Fire and candles are important to many pagan holidays, but especially so for the winter solstice, as the God of most modern pagan traditions is associated with the sun. The winter solstice is a time of feasting and celebration. Often trees are decorated with bright ornaments, a tradition going back to ancient Germanic peoples, who held the oak and the fir tree as sacred. The Yule Log, candles and mistletoe are all symbols of the winter solstice.

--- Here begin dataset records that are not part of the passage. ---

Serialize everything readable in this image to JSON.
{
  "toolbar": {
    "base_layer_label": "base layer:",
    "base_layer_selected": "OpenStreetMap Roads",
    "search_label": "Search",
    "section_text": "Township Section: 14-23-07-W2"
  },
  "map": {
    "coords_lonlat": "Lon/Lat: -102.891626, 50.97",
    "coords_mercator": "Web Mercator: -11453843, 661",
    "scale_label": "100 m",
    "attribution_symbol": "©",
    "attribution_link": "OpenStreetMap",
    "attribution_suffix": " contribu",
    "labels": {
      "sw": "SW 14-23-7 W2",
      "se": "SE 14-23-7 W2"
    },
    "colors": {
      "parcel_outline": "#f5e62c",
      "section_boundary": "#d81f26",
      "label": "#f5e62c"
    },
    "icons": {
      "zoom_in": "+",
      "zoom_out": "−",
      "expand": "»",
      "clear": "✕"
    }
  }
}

Women Celebrating Winter Solstice

We had a symbolic letting go of sorts at my womens group meeting on Monday. We let go of things we wanted and then listed things we wanted to bring into our lives and tossed them in the fire. Tonight I think I will have a fire and Sarah and I will do something similar. I don't really have a tradition with celebrating the solstice so I make it up as I go along. I know that my Irish ancestors celebrated this so in some ways I feel like I am reconnecting with that Celtic past. That feels good somehow.


This is the handmade paper I got from my friend Nancy. Its beautiful, has small amounts of several different colors and textures. I can't wait to use it in some artwork.

This is the journal cover I got from Celeste. I think I may embellish it a little and add a strap to it. Its made out of Velveteen and has a lavender colored blank book inside.

1 comment:

FreeThinker said...

Nice post! Winter Solstice is the original "Reason for the Season." Greetings!